Asheville-based Shades of Green Permaculture designs and installs low-maintenance, edible landscapes for residential, institutional and commercial spaces such as schools, medical facilities and even breweries. Founder and design director Brandy Hall says the company’s goal is to help people “transition from standard chemical-driven monocrops to a more diverse, resilient landscape.”
She encourages clients wishing to reconnect with their food system to engage with their landscape by “observing their site and nestling human activity into the natural pattern language of each place.” As an example of how this can work, Hall describes a recently installed permaculture landscape at Monday Night Brewery in Atlanta. “The idea behind the Monday Night Brewery was to do an organic urban orchard with species that fruit during the cooler months from which they can harvest the ambient yeast on the fruit through louvered vents and make site-specific sour beers,” Hall explains.
Shades of Green also added some herbs, such as rosemary, mint and pineapple sage, but other nonedible elements were planted in order to increase the overall effectiveness of the landscape. “The majority of the understory is actually a mix of native wildflowers and grasses to support the bees needed to pollinate the fruit and also help repair the soil of this post-industrial site,” she says.

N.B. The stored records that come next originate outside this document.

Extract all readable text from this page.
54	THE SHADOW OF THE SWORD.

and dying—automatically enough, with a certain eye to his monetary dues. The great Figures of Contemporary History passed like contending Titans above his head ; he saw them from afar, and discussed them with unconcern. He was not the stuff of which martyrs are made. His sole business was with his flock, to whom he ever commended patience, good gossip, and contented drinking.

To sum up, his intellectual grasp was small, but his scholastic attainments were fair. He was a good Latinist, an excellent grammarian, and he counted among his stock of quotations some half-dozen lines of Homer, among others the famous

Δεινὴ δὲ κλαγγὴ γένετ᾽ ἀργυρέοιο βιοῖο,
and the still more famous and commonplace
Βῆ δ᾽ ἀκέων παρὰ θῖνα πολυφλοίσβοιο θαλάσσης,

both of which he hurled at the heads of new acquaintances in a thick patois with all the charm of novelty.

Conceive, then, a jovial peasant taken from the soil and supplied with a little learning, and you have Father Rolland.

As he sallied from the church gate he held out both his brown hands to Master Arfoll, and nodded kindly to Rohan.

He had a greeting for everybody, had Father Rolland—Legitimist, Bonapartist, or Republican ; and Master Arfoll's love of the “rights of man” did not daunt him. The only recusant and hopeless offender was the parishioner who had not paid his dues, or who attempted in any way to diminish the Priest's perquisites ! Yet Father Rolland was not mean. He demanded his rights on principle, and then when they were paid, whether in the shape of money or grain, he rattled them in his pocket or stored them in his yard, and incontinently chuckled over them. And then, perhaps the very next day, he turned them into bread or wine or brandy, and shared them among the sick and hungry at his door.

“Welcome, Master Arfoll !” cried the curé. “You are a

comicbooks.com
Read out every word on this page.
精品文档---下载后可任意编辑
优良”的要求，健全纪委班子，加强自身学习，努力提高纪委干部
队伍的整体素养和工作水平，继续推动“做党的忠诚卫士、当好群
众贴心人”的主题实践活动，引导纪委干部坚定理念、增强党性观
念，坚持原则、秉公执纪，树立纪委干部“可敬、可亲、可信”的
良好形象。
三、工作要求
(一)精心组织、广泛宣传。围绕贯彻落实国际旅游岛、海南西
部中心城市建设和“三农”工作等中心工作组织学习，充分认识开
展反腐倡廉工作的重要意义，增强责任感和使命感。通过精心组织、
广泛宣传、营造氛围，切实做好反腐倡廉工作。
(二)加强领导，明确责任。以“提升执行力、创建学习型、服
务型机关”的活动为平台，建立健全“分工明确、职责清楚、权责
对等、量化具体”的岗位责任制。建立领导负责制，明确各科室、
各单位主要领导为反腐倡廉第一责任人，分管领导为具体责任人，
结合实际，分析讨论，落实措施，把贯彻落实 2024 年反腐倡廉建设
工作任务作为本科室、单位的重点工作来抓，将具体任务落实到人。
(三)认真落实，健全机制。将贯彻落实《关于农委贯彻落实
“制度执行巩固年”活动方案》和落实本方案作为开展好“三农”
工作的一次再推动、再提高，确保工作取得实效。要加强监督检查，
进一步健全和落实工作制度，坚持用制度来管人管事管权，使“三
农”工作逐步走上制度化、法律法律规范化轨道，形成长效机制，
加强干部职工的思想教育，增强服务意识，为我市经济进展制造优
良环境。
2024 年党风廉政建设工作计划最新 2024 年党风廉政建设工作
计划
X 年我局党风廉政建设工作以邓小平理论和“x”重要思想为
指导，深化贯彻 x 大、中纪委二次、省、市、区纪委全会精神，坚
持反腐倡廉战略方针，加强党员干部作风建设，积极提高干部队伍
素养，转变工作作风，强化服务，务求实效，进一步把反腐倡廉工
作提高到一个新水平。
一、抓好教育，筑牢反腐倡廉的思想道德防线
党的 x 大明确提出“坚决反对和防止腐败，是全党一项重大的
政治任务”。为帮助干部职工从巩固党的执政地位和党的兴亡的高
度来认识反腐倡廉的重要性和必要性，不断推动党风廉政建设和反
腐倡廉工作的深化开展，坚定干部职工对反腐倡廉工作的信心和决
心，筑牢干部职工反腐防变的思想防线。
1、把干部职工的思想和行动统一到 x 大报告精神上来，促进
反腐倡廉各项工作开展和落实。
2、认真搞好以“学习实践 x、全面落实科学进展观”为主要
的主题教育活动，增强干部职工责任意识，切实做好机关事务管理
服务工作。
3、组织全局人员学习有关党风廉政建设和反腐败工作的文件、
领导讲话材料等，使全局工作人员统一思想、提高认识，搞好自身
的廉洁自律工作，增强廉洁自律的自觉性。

Those looking to add edible perennials to their landscape should consider planting this fall, says botanist, herbalist and forager Abby Artemisia of The Wander School in Burnsville. “Spring is busy enough with soil preparation; in our region, now is the perfect time to get those perennials in the ground,” she says. “During the fall, the ground still retains some warmth, so it’s actually a better time than early spring when the ground is still cold. They’ll put on root growth and establish themselves quickly, so they’re ready to grow in leaps and bounds come spring.”